MAI-DxO demonstrates that explicitly structured, role-based orchestration atop LLMs enables performance gains not attainable by monolithic or single-agent approaches. By simulating multidisciplinary clinical best practices—including bias detection, cost stewardship, adversarial testing, and probabilistic updating—MAI-DxO achieves substantial improvements in both diagnostic accuracy and efficiency. Importantly, the orchestrator's design ensures that each diagnostic action is justified based on projected information value and cost, and diagnostic decisions are robust to common reasoning pitfalls such as anchoring or premature closure.

Generalizability and model-agnosticity are core architectural features; the orchestration logic can scaffold performance of diverse underlying LLMs, broadening diagnostic capabilities even in resource-constrained environments.

6. Practical Implications and Prospective Applications

MAI-DxO represents a paradigm shift for clinical AI, moving from static, case-based evaluation to emulation of real-world, sequential medical problem-solving.
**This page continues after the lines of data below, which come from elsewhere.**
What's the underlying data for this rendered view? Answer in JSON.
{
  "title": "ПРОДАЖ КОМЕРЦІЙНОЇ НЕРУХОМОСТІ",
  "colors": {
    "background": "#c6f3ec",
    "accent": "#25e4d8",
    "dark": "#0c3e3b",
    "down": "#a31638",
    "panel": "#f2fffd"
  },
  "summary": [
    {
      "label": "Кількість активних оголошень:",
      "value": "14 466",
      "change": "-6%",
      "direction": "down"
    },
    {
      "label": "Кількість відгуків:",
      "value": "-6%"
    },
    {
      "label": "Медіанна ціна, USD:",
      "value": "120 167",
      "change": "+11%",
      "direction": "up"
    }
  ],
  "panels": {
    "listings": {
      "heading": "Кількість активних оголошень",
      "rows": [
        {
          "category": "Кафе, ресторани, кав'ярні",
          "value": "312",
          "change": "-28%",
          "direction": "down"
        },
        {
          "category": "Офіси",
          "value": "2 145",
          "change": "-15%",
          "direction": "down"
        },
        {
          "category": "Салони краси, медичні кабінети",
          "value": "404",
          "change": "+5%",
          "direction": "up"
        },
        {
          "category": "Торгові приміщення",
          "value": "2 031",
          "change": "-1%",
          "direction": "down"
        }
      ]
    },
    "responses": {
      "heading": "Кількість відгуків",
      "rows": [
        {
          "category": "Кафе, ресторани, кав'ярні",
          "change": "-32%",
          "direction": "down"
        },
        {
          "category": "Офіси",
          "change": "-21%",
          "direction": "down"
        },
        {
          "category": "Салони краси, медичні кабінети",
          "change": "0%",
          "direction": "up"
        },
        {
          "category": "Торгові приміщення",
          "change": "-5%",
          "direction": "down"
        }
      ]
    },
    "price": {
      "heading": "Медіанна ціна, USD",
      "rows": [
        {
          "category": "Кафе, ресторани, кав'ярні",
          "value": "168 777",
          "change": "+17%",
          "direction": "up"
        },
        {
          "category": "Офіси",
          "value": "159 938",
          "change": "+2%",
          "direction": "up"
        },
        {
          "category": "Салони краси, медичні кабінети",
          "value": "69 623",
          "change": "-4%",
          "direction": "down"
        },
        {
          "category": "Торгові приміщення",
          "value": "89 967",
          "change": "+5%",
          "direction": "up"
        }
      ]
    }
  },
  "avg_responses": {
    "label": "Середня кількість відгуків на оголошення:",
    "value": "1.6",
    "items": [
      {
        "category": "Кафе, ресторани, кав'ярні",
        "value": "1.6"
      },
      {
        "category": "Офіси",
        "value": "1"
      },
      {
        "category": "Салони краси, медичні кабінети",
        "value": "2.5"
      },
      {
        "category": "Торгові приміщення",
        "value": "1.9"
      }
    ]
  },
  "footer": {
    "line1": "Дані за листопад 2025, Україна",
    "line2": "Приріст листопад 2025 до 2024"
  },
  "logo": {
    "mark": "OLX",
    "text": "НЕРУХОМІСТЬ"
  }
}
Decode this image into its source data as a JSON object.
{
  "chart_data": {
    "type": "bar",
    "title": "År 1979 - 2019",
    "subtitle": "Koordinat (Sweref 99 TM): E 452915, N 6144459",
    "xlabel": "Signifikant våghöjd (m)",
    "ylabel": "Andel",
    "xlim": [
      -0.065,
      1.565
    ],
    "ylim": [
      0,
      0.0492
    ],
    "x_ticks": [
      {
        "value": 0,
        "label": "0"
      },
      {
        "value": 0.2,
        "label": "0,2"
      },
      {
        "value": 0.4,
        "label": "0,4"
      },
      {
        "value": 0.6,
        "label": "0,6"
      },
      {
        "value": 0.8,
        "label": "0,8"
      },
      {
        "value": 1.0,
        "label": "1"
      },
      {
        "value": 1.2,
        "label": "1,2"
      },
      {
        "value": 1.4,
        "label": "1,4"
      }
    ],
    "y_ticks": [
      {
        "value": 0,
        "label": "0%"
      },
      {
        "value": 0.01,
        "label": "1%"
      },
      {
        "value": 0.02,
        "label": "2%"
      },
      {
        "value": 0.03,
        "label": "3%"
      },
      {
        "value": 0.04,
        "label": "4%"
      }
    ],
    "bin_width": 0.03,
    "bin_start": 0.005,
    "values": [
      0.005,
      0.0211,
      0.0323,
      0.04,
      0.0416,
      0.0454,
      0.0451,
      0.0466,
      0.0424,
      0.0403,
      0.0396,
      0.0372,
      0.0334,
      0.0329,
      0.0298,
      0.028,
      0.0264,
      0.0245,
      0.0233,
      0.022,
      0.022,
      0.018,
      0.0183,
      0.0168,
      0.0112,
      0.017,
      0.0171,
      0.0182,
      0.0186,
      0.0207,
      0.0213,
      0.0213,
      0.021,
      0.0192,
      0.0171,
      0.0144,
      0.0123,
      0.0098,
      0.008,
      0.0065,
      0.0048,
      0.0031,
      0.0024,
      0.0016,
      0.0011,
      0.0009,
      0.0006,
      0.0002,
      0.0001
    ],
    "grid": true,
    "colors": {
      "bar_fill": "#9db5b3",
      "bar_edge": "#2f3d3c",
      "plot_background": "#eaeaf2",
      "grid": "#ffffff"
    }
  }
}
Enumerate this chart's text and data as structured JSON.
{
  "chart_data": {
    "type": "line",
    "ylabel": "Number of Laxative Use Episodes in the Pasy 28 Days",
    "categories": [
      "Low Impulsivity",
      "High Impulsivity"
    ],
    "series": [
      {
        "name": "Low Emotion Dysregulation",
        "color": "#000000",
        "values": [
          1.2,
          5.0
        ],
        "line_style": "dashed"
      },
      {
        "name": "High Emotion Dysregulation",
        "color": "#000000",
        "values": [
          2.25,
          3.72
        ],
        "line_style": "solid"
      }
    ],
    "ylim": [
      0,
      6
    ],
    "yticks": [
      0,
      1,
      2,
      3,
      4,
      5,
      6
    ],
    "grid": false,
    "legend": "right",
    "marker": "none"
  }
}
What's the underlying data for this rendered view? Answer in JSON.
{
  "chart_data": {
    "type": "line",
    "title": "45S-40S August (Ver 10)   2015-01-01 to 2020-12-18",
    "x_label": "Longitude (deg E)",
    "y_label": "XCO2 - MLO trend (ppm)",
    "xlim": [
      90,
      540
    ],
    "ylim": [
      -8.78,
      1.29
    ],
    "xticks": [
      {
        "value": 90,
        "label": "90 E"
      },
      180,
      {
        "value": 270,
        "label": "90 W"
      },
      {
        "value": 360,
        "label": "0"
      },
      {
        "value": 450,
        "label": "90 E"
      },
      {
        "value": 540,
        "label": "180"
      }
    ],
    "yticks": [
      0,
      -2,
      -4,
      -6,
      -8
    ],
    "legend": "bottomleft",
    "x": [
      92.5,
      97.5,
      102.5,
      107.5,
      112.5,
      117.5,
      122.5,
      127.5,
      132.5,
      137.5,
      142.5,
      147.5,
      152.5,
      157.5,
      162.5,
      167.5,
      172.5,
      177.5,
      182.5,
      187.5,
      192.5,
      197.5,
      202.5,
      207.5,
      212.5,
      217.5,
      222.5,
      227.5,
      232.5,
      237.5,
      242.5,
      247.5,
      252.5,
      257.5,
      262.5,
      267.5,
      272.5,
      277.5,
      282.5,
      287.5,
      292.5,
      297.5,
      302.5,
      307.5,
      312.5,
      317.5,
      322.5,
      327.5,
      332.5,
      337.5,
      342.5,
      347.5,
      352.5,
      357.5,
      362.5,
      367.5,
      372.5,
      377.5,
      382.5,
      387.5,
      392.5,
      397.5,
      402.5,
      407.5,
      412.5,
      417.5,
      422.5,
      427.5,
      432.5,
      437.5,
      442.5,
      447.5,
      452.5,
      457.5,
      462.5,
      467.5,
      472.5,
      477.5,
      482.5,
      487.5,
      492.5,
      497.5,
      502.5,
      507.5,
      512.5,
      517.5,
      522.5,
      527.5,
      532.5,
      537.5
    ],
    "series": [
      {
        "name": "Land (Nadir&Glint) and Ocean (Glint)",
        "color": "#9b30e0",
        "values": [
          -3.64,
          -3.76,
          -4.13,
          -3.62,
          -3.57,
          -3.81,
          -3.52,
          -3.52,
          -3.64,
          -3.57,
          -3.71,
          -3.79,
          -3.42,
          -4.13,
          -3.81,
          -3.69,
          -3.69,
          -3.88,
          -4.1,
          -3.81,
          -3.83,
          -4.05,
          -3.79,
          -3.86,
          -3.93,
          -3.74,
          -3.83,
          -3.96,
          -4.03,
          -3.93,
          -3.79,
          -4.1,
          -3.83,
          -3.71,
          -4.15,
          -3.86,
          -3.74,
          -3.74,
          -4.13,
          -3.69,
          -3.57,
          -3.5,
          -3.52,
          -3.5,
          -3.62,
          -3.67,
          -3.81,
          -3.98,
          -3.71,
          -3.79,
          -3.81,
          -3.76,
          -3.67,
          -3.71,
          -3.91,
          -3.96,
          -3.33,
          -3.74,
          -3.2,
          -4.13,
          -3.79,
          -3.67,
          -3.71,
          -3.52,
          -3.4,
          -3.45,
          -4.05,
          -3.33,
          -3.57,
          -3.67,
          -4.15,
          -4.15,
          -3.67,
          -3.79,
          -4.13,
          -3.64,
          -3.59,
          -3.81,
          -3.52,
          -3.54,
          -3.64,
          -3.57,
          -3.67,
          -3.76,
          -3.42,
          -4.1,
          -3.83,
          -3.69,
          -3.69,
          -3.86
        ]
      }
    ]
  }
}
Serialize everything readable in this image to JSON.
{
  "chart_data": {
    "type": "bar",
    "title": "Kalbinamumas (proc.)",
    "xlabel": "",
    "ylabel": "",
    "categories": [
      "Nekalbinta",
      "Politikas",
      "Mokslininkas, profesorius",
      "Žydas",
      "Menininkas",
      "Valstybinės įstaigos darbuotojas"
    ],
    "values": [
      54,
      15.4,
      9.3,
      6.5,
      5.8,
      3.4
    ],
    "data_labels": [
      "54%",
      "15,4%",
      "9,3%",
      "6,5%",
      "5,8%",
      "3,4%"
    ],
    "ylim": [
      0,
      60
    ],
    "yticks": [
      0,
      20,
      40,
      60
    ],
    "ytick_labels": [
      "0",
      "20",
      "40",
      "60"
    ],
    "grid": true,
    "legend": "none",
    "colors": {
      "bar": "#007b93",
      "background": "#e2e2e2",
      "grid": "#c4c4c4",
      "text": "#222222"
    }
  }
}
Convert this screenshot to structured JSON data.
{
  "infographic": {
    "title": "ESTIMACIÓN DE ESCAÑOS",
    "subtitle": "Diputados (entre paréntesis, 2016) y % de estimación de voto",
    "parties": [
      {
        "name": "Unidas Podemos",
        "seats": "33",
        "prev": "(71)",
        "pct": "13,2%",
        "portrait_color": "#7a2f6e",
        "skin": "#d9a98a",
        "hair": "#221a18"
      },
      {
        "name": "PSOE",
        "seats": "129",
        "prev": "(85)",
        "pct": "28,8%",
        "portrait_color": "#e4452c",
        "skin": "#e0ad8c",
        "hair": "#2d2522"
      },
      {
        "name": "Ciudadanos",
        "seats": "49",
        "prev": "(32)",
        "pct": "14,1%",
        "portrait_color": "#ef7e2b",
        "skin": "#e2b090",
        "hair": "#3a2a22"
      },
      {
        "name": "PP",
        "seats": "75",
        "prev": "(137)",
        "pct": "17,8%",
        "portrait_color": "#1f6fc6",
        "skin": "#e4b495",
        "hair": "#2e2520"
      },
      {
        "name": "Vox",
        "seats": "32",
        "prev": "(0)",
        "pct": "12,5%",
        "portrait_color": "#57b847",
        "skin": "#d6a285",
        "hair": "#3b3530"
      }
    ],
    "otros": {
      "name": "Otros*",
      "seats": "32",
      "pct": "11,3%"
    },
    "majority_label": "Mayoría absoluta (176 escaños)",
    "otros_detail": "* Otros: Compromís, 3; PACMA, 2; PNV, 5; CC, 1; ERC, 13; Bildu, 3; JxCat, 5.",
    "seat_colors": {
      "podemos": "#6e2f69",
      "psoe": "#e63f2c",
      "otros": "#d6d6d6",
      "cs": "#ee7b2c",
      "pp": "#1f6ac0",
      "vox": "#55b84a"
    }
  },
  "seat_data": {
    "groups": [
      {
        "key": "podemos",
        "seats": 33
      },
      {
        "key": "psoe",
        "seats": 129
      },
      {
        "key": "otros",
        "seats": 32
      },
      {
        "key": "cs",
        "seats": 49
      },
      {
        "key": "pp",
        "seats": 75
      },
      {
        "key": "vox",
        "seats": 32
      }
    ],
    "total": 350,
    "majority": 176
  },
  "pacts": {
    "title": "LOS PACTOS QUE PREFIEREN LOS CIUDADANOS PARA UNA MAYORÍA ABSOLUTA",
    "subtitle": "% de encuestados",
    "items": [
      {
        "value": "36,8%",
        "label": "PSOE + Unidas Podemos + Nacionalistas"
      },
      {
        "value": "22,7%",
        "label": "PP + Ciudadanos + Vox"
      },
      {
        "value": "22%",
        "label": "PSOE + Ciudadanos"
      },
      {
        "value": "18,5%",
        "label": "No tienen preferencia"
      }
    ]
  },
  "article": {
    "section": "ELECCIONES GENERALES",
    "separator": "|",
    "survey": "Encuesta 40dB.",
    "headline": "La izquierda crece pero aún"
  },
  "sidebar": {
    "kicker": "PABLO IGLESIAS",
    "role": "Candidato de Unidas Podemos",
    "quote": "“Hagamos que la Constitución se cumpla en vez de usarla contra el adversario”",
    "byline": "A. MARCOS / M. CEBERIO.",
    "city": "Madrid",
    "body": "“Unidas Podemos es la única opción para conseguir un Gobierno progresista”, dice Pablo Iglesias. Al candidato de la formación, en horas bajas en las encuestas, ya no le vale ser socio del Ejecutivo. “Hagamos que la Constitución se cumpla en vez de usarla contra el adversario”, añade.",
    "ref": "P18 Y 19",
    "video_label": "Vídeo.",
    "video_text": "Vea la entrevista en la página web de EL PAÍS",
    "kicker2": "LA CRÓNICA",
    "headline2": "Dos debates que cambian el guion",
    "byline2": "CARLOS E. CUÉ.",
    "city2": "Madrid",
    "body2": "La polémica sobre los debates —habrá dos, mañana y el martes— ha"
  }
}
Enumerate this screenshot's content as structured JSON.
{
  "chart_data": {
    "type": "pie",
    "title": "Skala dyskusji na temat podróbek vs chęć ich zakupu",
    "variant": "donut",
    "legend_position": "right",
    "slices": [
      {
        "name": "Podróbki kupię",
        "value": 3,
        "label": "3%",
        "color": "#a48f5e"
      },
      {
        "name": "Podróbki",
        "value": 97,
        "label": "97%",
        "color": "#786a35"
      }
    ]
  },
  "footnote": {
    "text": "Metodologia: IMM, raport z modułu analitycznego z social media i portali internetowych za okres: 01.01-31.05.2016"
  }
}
Its orchestration framework, role differentiation, and value-driven test selection provide a template for integration into clinical decision-support systems, enabling scalable and equitable diagnostics with quantifiable improvements in both medical quality and resource allocation. Applications extend to settings requiring optimized diagnostic throughput, cost-sensitive environments, and scenarios where iterative, transparent diagnostic reasoning is essential.

In summary, MAI-DxO achieves superhuman diagnostic performance and efficiency through the explicit orchestration of evidence-based, cost-aware, and bias-resistant reasoning strategies, setting a benchmark for next-generation diagnostic AI.